Moreover, Mitchell’s updating rather dilutes the spirituality of the oratorio which pits Christian devotion against Roman decadence. Her Christians want to ‘actively destroy the Roman order’, but it’s not really clear why. We see them working in the kitchen and serving in the embassy’s grand reception room, but for all the incessant floor-mopping, glass-wiping and general skivvying they don’t really seem very ‘oppressed’, and certainly not on account of their religious convictions. A white tablecloth transforms the kitchen island into an altar, Didymus is baptised by serving bowl, and the knife-rack forms a surreptitious cross, but the symbols make a weak impact. The Christians are less interested in singing carols round the Christmas tree than in pursuing alchemical experiments in the art of detonation. One wonders, too, if Didymus, who spends his first two numbers arguing against religious persecution and for freedom of belief, would really be so keen to join a bunch of murderous fundamentalists for whom its hard to feel much empathy.

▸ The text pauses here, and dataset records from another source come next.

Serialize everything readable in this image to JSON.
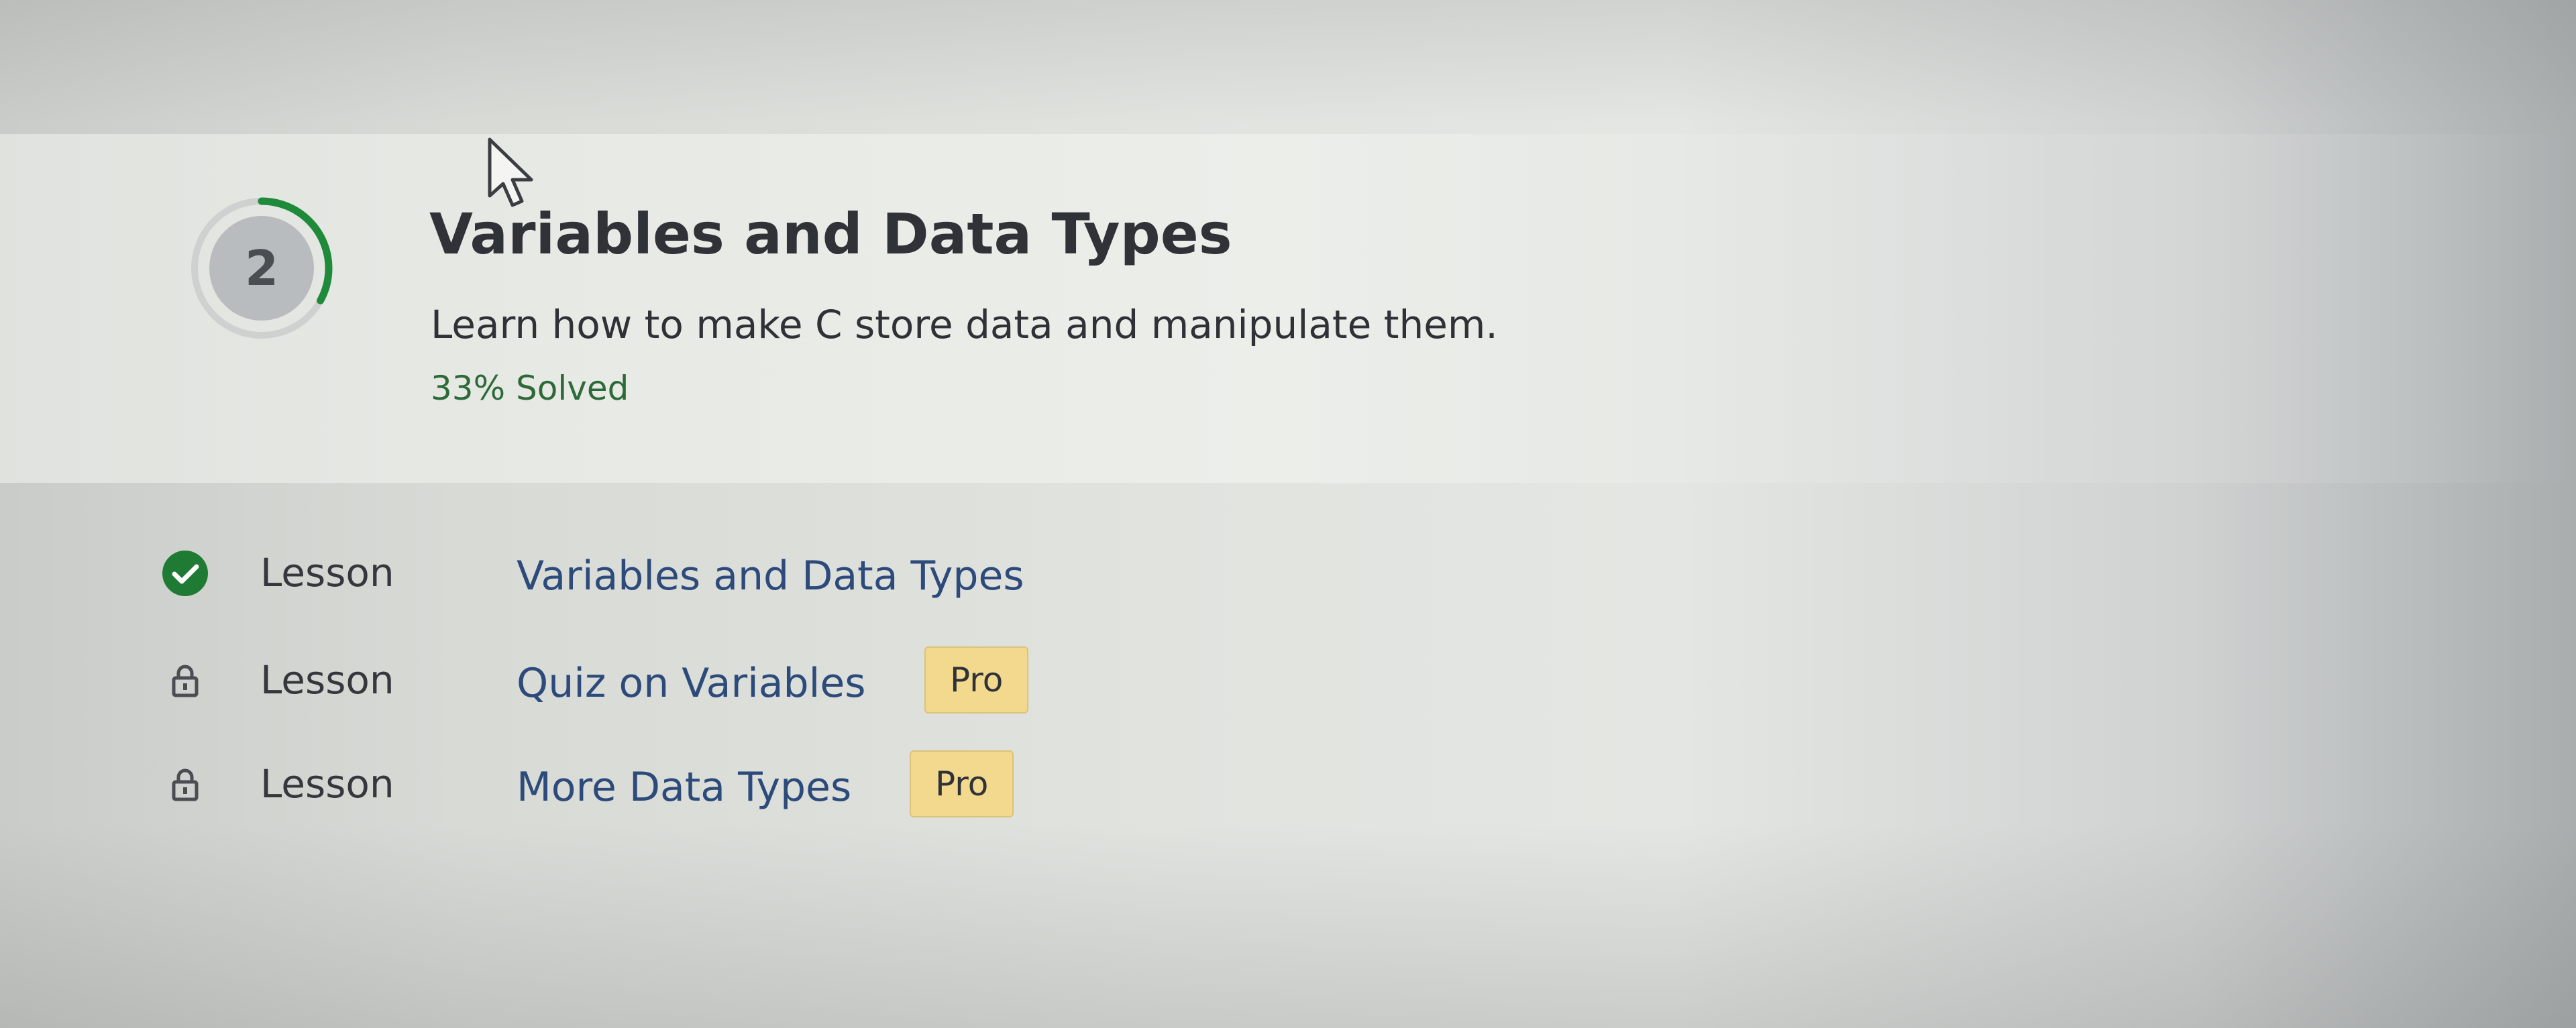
{
  "module": {
    "number": "2",
    "title": "Variables and Data Types",
    "description": "Learn how to make C store data and manipulate them.",
    "progress_text": "33% Solved",
    "progress_fraction": 0.33
  },
  "lessons": [
    {
      "type": "Lesson",
      "title": "Variables and Data Types",
      "status_icon": "check-circle-icon",
      "locked": false,
      "badge": ""
    },
    {
      "type": "Lesson",
      "title": "Quiz on Variables",
      "status_icon": "lock-icon",
      "locked": true,
      "badge": "Pro"
    },
    {
      "type": "Lesson",
      "title": "More Data Types",
      "status_icon": "lock-icon",
      "locked": true,
      "badge": "Pro"
    }
  ],
  "colors": {
    "progress_green": "#1e8a3a",
    "check_green": "#1f7a34",
    "pro_badge": "#f2d98e",
    "link_blue": "#2c4a7a"
  }
}
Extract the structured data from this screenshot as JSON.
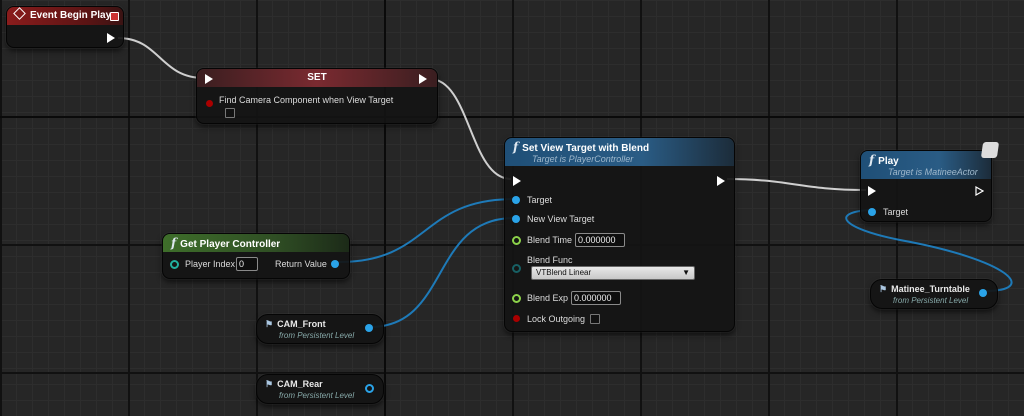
{
  "nodes": {
    "event_begin_play": {
      "title": "Event Begin Play"
    },
    "set": {
      "title": "SET",
      "property": "Find Camera Component when View Target"
    },
    "set_view_target": {
      "title": "Set View Target with Blend",
      "subtitle": "Target is PlayerController",
      "pins": {
        "target": "Target",
        "new_view_target": "New View Target",
        "blend_time": "Blend Time",
        "blend_time_value": "0.000000",
        "blend_func": "Blend Func",
        "blend_func_value": "VTBlend Linear",
        "blend_exp": "Blend Exp",
        "blend_exp_value": "0.000000",
        "lock_outgoing": "Lock Outgoing"
      }
    },
    "play": {
      "title": "Play",
      "subtitle": "Target is MatineeActor",
      "target": "Target"
    },
    "get_player_controller": {
      "title": "Get Player Controller",
      "player_index": "Player Index",
      "player_index_value": "0",
      "return_value": "Return Value"
    },
    "cam_front": {
      "title": "CAM_Front",
      "subtitle": "from Persistent Level"
    },
    "cam_rear": {
      "title": "CAM_Rear",
      "subtitle": "from Persistent Level"
    },
    "matinee": {
      "title": "Matinee_Turntable",
      "subtitle": "from Persistent Level"
    }
  },
  "colors": {
    "object_pin": "#2aa3e8",
    "float_pin": "#8cd24a",
    "byte_pin": "#176064",
    "bool_pin": "#aa0000",
    "exec_pin": "#ffffff"
  },
  "icons": {
    "event": "diamond-event-icon",
    "function": "function-f-icon",
    "variable": "actor-variable-icon"
  }
}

Chloe Lamford’s set design is effective, its four low boxes sliding back and forth, the central kitchen and state room framed by the brothel, all voluptuous red velvet, and a cool-blue walk-in refrigerator. The outer rooms neatly epitomise Mitchell’s wish to emphasise the hypocrisy and misogyny of the male Roman rulers, the meat carcasses hanging from the cruel hooks in the deep freeze being juxtaposed with the two barely clad pole-dancers whose sinewy girations entertain the brothels’ guests. The two dancers’ impressive acrobatics (movement director, Sarita Piotrowski) are, however, something of a distraction during Theodora’s ‘With Darkness Deep’, and such visual diversions mar the whole production, as the arias – most of which Handel marks Largo or Larghetto – are not given space to communicate directly to the audience, the music being clouded by constant and disruptive movement and image. And, given that Mitchell is supposedly aiming for a nuanced representation of female oppression, I was somewhat surprised to find soprano Julia Bullock, who is singing the titular role, being quoted in the programme as stating that ‘there’s a difference between the sex workers who are seemingly empowered in some way – they are there for their job, they are paid well for their work – versus the situation with Theodora’. I’m not sure that ‘sex workers’ and ‘empowered’ are words that I would consider likely bed-fellows.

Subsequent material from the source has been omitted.